SXSW is a popular conference in Austin, Texas that has served as a launch event for bands, films and interactive technologists across the nation. Twitter was the success story of 2007. FourSquare was the big story in 2009. The interactive part of the fest takes place March 9-13.
“It’s definitely the festival that people look to for tech trends throughout the year,” said Salontay. “I think the biggest challenge for us will be to try and break through all that chatter, because we have a ton of stuff planned, but so does everyone else.”
The Athens-based startup must stand out in the wake of trends such as Social Discovery. Social Discovery applications like Highlight and Sonar are getting a lot of press attention from popular news providers and tech blogs.
FLARE Code, on the other hand, is software that with a simple QR code scanning app consolidates an organization’s, individual’s, or object’s entire online presence into one mobile space.

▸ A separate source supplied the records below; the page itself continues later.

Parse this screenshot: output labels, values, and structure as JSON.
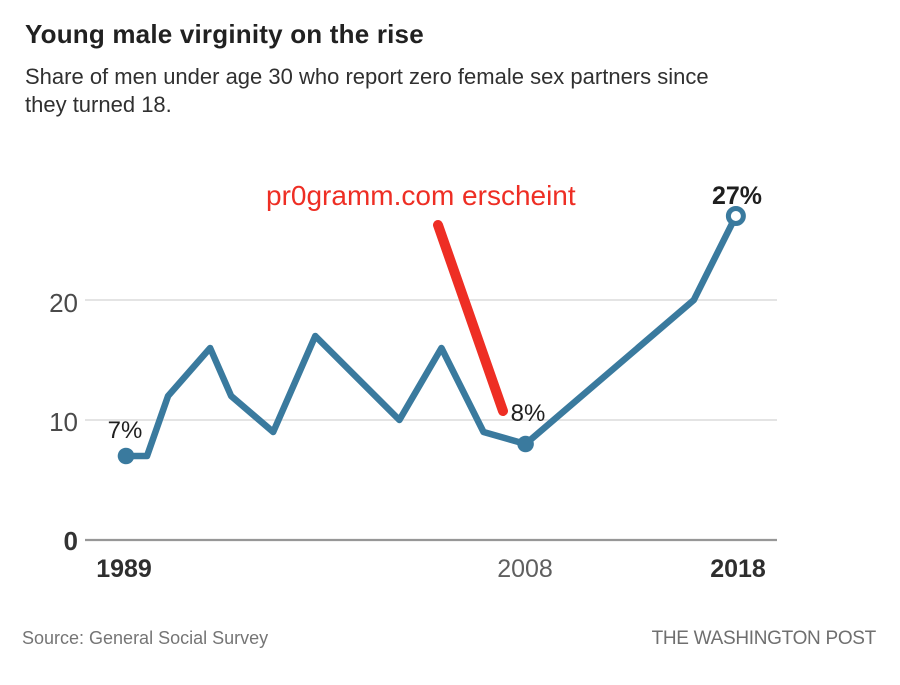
{
  "page": {
    "background": "#ffffff"
  },
  "header": {
    "title": "Young male virginity on the rise",
    "subtitle_line1": "Share of men under age 30 who report zero female sex partners since",
    "subtitle_line2": "they turned 18."
  },
  "annotation": {
    "text": "pr0gramm.com erscheint",
    "color": "#ee2e24"
  },
  "footer": {
    "source": "Source: General Social Survey",
    "attribution": "THE WASHINGTON POST"
  },
  "chart_data": {
    "type": "line",
    "title": "Young male virginity on the rise",
    "subtitle": "Share of men under age 30 who report zero female sex partners since they turned 18.",
    "x": [
      1989,
      1990,
      1991,
      1993,
      1994,
      1996,
      1998,
      2002,
      2004,
      2006,
      2008,
      2016,
      2018
    ],
    "values": [
      7,
      7,
      12,
      16,
      12,
      9,
      17,
      10,
      16,
      9,
      8,
      20,
      27
    ],
    "line_color": "#3a7a9e",
    "grid": "horizontal",
    "xlim": [
      1989,
      2018
    ],
    "ylim": [
      0,
      30
    ],
    "yticks": [
      0,
      10,
      20
    ],
    "ytick_labels": [
      "0",
      "10",
      "20"
    ],
    "xticks": [
      1989,
      2008,
      2018
    ],
    "xtick_labels": [
      "1989",
      "2008",
      "2018"
    ],
    "point_labels": [
      {
        "year": 1989,
        "value": 7,
        "label": "7%",
        "marker": "filled"
      },
      {
        "year": 2008,
        "value": 8,
        "label": "8%",
        "marker": "filled"
      },
      {
        "year": 2018,
        "value": 27,
        "label": "27%",
        "marker": "open"
      }
    ]
  }
}
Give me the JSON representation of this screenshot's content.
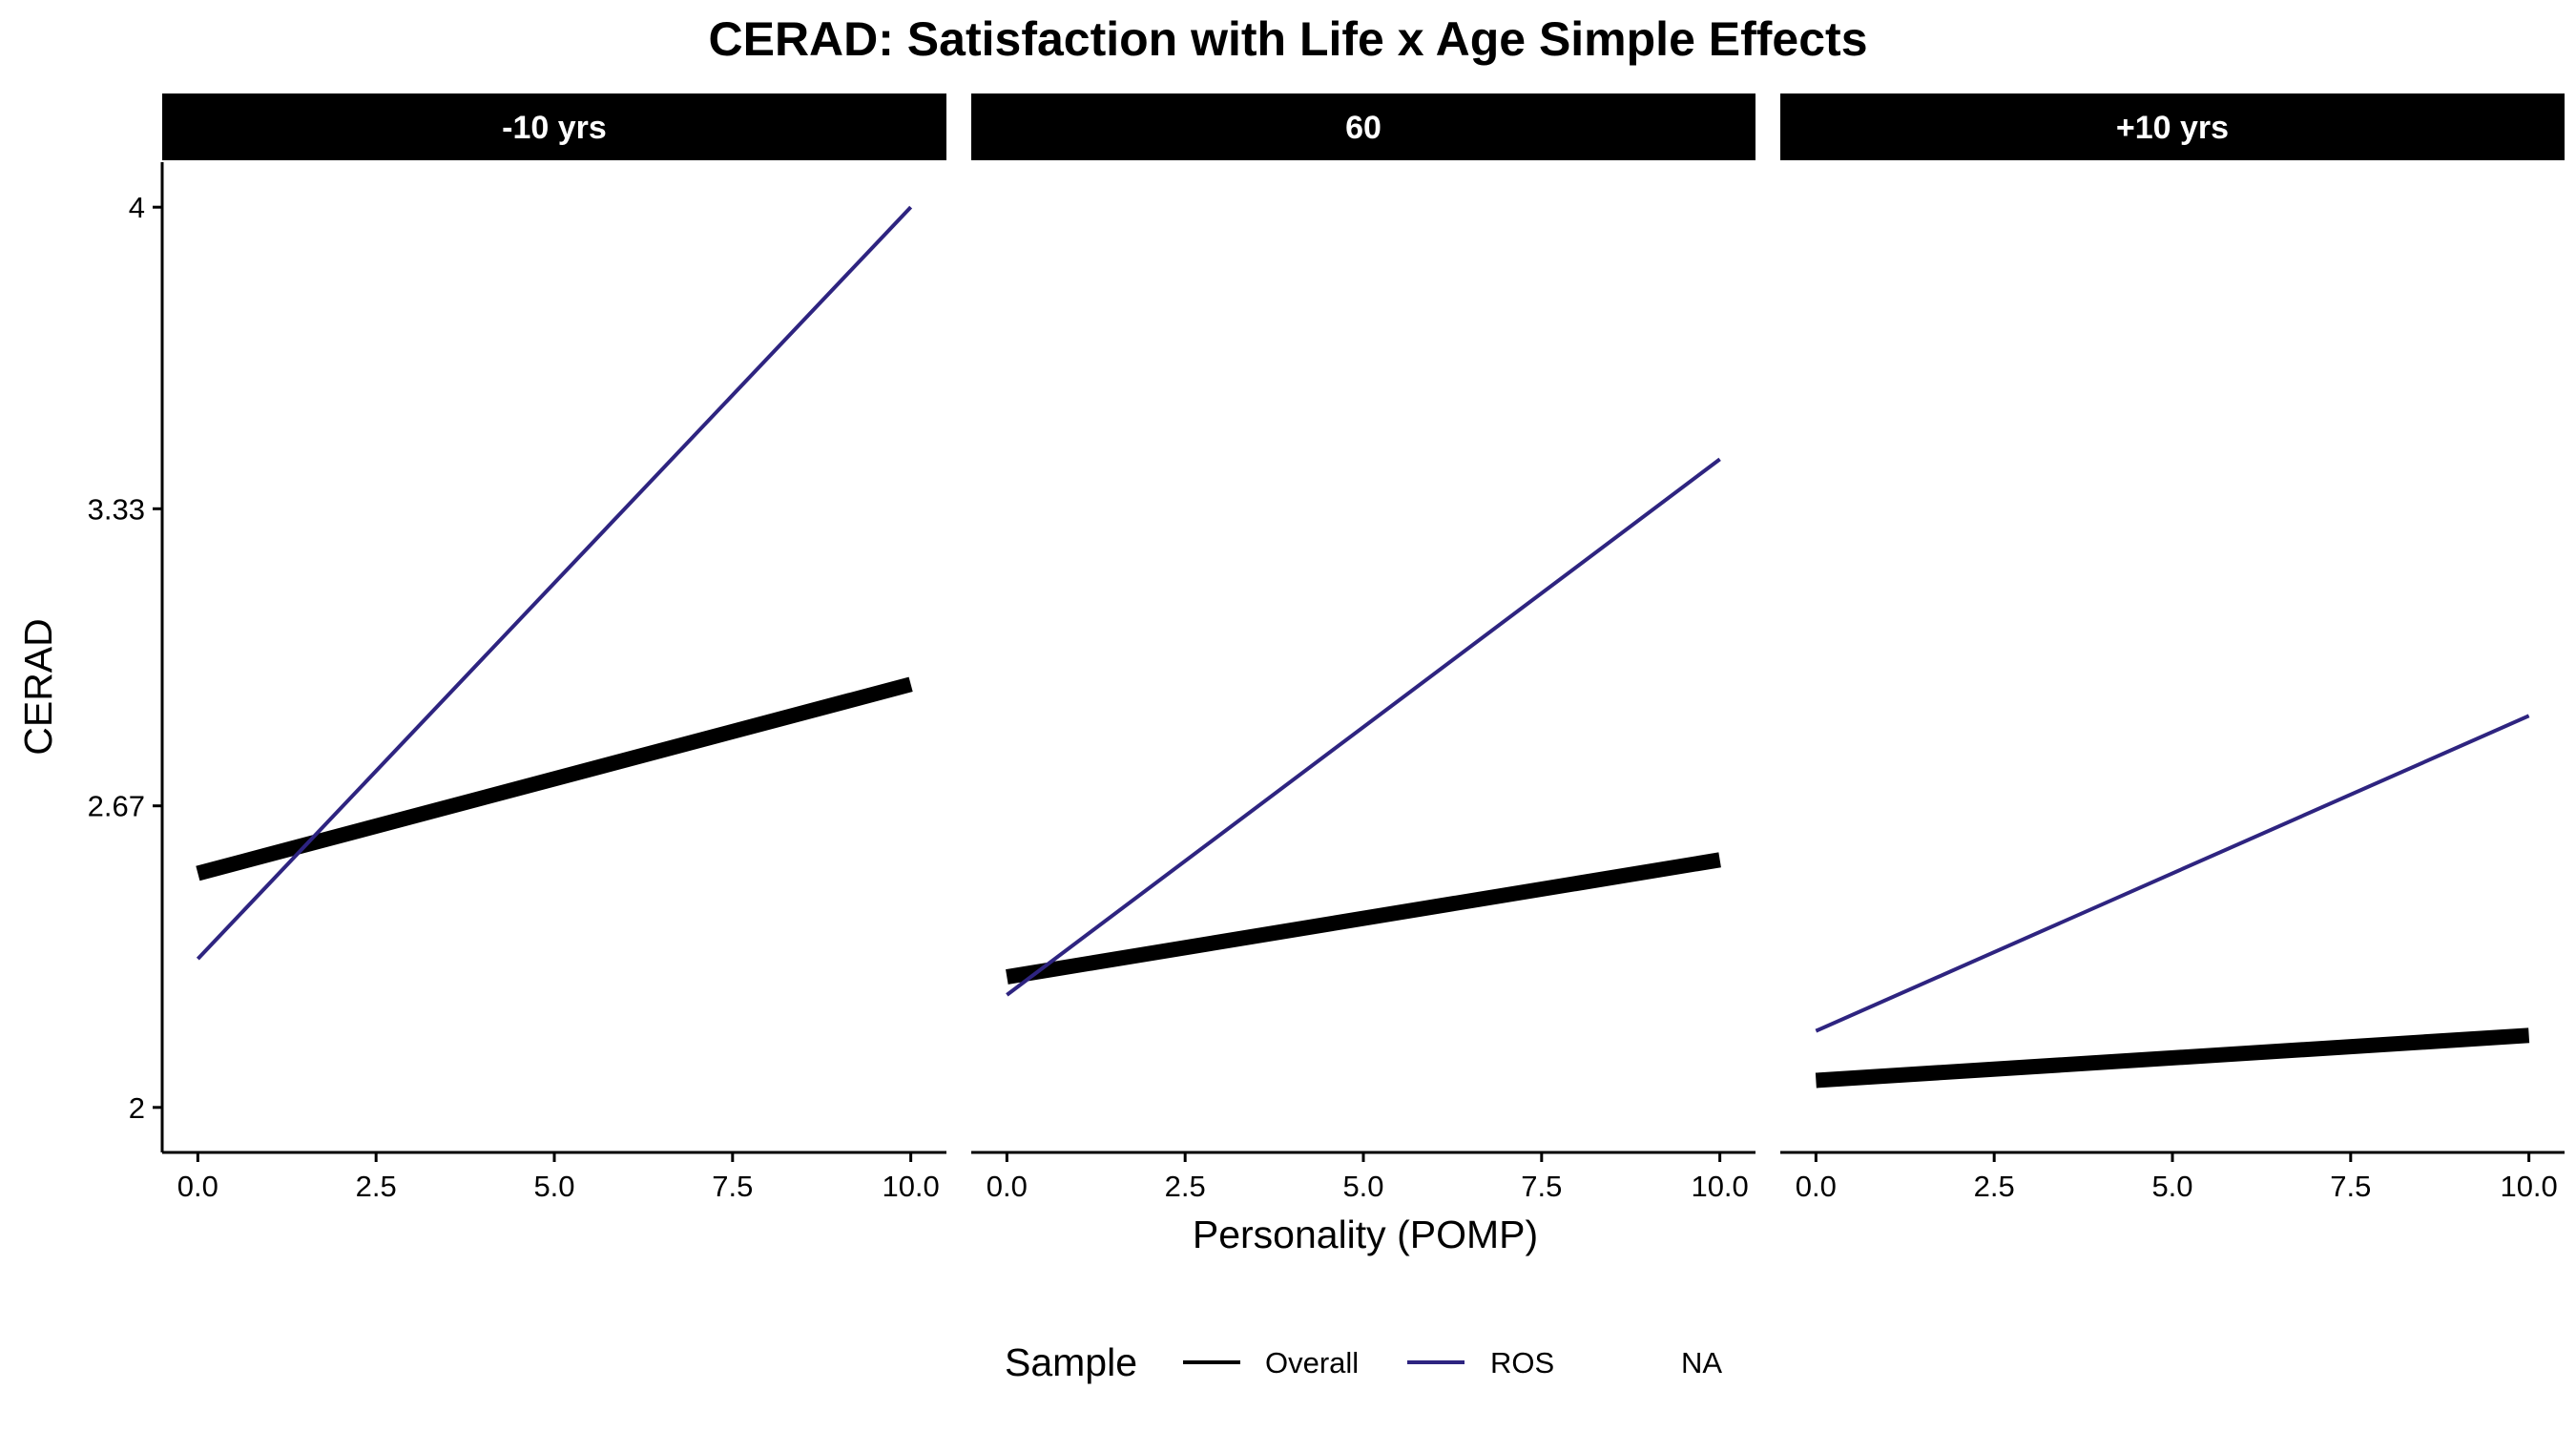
{
  "chart_data": {
    "type": "line",
    "title": "CERAD: Satisfaction with Life x Age Simple Effects",
    "xlabel": "Personality (POMP)",
    "ylabel": "CERAD",
    "xlim": [
      -0.5,
      10.5
    ],
    "ylim": [
      1.9,
      4.1
    ],
    "x_ticks": [
      0,
      2.5,
      5,
      7.5,
      10
    ],
    "x_tick_labels": [
      "0.0",
      "2.5",
      "5.0",
      "7.5",
      "10.0"
    ],
    "y_ticks": [
      2,
      2.67,
      3.33,
      4
    ],
    "y_tick_labels": [
      "2",
      "2.67",
      "3.33",
      "4"
    ],
    "grid": false,
    "legend": {
      "title": "Sample",
      "position": "bottom",
      "entries": [
        "Overall",
        "ROS",
        "NA"
      ]
    },
    "panels": [
      {
        "strip": "-10 yrs",
        "series": [
          {
            "name": "Overall",
            "x": [
              0,
              10
            ],
            "y": [
              2.52,
              2.94
            ]
          },
          {
            "name": "ROS",
            "x": [
              0,
              10
            ],
            "y": [
              2.33,
              4.0
            ]
          }
        ]
      },
      {
        "strip": "60",
        "series": [
          {
            "name": "Overall",
            "x": [
              0,
              10
            ],
            "y": [
              2.29,
              2.55
            ]
          },
          {
            "name": "ROS",
            "x": [
              0,
              10
            ],
            "y": [
              2.25,
              3.44
            ]
          }
        ]
      },
      {
        "strip": "+10 yrs",
        "series": [
          {
            "name": "Overall",
            "x": [
              0,
              10
            ],
            "y": [
              2.06,
              2.16
            ]
          },
          {
            "name": "ROS",
            "x": [
              0,
              10
            ],
            "y": [
              2.17,
              2.87
            ]
          }
        ]
      }
    ],
    "series_styles": {
      "Overall": {
        "color": "#000000",
        "width": 16
      },
      "ROS": {
        "color": "#2e2480",
        "width": 4
      }
    }
  }
}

Owners Ian Bowman-Henderson and Niklos Salontay have a strategy. Their goal is to connect with influential tech bloggers to create buzz, and plaster the city with FLARE Codes.
“We have 5000 maps of downtown Austin with selected companies and hotspots around town, each one paired with a FLARE Code of their own,” said Salontay.
The FLARE Code team took the time to create codes for many SXSW participants, linking each company’s social platforms and websites to one FLARE Code. For a more casual effect, 500 beach balls with printed FLARE Codes will bounce around the city at various events and parties.
“The idea is to gain a lot of free traffic to teach people the very basics of how it can be used,” said Bowman-Henderson. “And then we want to engage them so that we keep their attention as we introduce new products in the coming months.”